M.
Hall
English
1301, 1302, 2320Angelina College
Descriptive Essay
With
reference to the excerpt from Orwell’s “Confessions of a Book Reviewer” (which
we will discuss in class), the grading matrix, and the MLA essay format
handout, write an essay of 3 – 5 pages describing (1) your best friend’s room,
(2) your best friend’s car, or (3) a classroom.
Avoid
first-person and second-person. The
essay is about the room and, thus, your friend, not about your feelings, the
cacophonous me, me, me, I, I, I, my, my, my of the MyFaceSpaceBook
subculture. You are the metaphorical
filter for observation, so first-person allusions are redundant and
annoying. Write “The milieu of Paul’s
room reflected his enthusiasm for art, baseball, and the poetry of Rod McKuen,
and his less defensible fondness for the bass horn,” not “To me, the milieu of
Paul’s room…” You needn’t tell the
reader that Paul is a great friend and an interesting fellow; let the reader
infer that from your description.
Catalogues
of adjectives do not constitute description.
Note that Mr. Orwell says only of the table that it is rickety, not that
it is “old, wooden, green, stained, 16.5 inches by 54 inches,” and on and on
and on. “Piles of dusty papers” tell us
all we need to know about one element of clutter; Mr. Orwell K.I.S.S. (keeps it
short and simple).
Avoid
hyperbole (nothing in Paul’s room is stunning, shocking, amazing, awesome, or
time-bending). Dial it down.
Avoid
cliches’ (such as “Dial it down”; that was a regrettable lapse). If you waste
space and time with garage-sale similes such as “Paul’s room looked like a
hurricane hit it” your paper will look like a big zero hit it.
Attempts
at humor seldom work; if you insist on giving them a go, keep your tries
subtle, free of clichés, and, best of all, rare.
Your
essay will be more than simply a catalogue of adjectives prefacing nouns; you
will also incorporate a very few elements of narrative and perhaps even
persuasion. After all, why should anyone care about why Elizabeth dearly loves
her 1956 Plymouth?
A
due-date will be announced later; we haven’t made the first class yet. However, you, as the good student I never
was, will want to begin early. We will
have a rough-draft session probably next week.
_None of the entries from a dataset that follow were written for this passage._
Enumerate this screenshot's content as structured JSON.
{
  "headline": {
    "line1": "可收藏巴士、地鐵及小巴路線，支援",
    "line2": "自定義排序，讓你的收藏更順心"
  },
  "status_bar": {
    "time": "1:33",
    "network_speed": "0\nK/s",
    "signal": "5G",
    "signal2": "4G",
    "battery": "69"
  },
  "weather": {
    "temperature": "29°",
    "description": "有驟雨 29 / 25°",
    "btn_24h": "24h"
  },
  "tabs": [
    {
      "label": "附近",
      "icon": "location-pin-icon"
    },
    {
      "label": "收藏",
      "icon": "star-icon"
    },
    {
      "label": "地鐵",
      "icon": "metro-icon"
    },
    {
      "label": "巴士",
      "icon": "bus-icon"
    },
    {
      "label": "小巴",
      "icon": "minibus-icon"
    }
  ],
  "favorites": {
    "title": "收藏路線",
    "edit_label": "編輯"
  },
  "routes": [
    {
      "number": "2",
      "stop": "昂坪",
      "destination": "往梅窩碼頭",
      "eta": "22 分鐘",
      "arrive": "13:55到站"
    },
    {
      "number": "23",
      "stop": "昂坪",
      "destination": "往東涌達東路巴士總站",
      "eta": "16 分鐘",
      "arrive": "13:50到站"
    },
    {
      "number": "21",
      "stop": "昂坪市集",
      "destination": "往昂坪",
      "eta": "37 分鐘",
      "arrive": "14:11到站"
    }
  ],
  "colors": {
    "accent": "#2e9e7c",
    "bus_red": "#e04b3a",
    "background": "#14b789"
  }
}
You will bring to class at roll call (“Uh…don’t count me absent; I’m in
the library printing it out…” is a zero) a typed, solidly-constructed, and
complete rough draft for a grade. The
“rough” bit is that it will surely feature corrections and notations you have
made by hand.
Don’t
wait. Passivity is a curse. You will never in life enjoy the right time
and the right place and uninterrupted hours for any sort of work. You simply have to get on with it.